5. Other’ childhoods: theories, approaches and methods
Nadia von Benzon (University of Lancaster, UK)
This session intends to explore research with children and young people who may sit outside the heteronormative or Piagian view of a ‘normal’ child. Children and young people may experience marginalisation and othering as a result of a wide range of intersecting aspects of their identity, often outside their control, including but not limited to; their ethnicity, family status, socio-economic status, health and disability (their own or their family members’). Parental and personal choices such as alternative education, a nomadic lifestyle or the pursuit of sporting, artistic or academic excellence, might also place a child apart from their peers. Looking outside the Global North, what constitutes a ‘normal’, ‘mainstream’ or ‘acceptable’ childhood may be a broader spectrum of experience, requiring a more nuanced ethical, methodological and theoretical interpretation.

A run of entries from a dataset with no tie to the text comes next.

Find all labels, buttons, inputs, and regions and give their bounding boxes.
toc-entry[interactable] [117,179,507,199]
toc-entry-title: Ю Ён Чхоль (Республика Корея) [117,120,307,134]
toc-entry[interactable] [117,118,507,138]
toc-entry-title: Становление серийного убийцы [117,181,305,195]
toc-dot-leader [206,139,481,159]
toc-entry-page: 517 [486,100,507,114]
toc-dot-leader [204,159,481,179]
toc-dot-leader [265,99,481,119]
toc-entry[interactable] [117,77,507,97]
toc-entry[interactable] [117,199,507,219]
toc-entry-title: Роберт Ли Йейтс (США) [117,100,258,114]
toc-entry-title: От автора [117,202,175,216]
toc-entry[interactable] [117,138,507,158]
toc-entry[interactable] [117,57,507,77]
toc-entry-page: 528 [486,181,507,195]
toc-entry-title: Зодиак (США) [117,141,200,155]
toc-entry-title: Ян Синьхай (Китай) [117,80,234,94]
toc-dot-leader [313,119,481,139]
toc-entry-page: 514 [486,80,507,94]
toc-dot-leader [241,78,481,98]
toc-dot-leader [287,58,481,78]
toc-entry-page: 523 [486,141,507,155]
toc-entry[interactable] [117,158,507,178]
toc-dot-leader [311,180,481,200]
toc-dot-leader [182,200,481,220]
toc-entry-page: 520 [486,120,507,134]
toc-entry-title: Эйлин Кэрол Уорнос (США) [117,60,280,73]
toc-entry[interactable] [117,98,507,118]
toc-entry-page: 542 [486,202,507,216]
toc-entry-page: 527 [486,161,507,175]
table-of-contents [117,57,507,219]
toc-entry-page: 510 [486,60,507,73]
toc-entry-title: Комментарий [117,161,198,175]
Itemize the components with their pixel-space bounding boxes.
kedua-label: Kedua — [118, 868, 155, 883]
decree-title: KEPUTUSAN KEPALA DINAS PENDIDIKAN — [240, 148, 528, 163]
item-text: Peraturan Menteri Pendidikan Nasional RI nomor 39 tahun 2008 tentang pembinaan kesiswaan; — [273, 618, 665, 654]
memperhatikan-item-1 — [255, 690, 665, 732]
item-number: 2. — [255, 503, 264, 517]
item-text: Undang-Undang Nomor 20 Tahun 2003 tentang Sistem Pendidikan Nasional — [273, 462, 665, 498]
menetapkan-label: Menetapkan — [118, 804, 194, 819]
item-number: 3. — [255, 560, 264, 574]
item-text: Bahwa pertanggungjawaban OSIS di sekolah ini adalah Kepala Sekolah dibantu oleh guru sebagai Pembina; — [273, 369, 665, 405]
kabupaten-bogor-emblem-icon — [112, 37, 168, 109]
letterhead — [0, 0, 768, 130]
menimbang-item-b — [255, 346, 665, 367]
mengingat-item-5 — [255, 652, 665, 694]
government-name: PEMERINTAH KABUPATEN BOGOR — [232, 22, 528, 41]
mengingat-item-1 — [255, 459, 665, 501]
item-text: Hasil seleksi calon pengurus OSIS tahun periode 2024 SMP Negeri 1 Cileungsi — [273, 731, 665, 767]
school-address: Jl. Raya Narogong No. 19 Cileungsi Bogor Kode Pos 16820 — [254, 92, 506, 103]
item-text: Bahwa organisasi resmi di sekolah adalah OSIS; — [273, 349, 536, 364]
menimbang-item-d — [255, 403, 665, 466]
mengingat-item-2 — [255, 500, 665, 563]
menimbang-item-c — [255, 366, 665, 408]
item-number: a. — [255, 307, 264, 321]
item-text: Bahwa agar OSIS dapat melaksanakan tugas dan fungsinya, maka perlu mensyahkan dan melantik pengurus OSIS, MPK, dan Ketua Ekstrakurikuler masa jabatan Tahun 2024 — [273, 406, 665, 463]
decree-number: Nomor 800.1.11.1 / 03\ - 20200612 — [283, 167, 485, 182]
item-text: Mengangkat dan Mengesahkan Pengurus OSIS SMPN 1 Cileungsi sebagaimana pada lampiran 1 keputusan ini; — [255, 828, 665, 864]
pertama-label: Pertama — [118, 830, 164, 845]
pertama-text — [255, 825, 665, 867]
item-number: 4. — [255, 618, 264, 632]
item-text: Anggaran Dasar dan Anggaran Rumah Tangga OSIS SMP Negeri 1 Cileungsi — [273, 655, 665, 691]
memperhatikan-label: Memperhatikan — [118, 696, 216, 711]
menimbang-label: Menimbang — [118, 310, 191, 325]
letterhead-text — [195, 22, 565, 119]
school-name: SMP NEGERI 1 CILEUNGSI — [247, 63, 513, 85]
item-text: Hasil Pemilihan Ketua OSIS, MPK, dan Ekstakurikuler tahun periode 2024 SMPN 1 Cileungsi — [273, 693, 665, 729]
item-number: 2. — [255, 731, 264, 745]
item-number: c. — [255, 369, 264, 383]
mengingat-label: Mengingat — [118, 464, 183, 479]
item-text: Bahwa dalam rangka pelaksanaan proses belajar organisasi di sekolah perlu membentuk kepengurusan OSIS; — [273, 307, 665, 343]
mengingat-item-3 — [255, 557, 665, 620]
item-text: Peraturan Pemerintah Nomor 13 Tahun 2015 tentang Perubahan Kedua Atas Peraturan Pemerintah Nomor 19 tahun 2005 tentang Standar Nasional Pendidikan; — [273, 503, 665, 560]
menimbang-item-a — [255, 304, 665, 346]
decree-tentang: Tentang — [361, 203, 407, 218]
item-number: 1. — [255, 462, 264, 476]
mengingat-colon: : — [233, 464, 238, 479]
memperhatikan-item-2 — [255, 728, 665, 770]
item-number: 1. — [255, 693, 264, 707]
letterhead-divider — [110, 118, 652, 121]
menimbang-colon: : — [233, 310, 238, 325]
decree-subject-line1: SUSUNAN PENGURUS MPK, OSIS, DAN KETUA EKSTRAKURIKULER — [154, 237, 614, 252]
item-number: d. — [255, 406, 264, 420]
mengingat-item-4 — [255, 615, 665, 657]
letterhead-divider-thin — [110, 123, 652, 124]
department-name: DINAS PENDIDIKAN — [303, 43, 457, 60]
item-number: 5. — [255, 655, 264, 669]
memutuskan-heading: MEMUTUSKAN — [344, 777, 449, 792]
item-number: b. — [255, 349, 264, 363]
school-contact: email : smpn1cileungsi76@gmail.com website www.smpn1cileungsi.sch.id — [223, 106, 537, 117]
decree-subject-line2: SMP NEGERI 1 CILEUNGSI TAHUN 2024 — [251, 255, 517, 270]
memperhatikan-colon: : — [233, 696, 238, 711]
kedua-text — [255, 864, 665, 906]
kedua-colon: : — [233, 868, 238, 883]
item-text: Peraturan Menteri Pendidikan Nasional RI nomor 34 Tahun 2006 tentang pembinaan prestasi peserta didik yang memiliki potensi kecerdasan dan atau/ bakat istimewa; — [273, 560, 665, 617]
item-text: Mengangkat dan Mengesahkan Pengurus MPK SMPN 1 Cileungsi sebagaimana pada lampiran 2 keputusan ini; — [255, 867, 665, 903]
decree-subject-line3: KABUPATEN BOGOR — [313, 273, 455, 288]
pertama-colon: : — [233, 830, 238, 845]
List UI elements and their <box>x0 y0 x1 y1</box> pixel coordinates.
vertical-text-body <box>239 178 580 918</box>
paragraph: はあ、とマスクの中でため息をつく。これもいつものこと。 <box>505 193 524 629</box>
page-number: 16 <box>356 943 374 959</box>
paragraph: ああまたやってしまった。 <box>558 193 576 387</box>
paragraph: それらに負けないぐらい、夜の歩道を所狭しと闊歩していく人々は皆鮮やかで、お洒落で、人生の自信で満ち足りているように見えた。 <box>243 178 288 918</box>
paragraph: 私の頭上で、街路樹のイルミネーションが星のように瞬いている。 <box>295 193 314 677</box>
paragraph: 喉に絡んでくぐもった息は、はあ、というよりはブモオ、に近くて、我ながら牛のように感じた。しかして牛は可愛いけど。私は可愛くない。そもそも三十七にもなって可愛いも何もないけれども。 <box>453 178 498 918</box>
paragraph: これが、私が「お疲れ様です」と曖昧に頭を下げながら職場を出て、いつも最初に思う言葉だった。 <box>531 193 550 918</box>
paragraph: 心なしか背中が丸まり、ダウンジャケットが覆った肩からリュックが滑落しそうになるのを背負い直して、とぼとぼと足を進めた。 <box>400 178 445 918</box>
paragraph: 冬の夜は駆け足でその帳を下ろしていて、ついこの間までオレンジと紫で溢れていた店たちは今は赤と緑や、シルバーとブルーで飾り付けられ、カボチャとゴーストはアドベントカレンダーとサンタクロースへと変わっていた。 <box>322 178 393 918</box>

Considering ‘other’ childhoods, both in the Global North and the Global South can call into question many of the pre-conceived and socially constructed values and assertions concerning childhood, that underpin national and institutional policies and dictate the ways in which children and adults interact. A broader recognition of the range of experiences of childhood, and a better understanding of the lived experience of these ‘other’ childhoods, may create space for rigorous debate around core geographical issues such as mobilities, agency, risk, work, education and play.
Papers are invited that explore all aspects of research with ‘other’ childhoods: methodological, ethical, analytical, conceptual, theoretical or practical. It is intended that papers will be short (max. 10 minutes) in order to allow plenty of time for discussion of the connections between the papers, and to encourage meaningful contributions from non-presenters.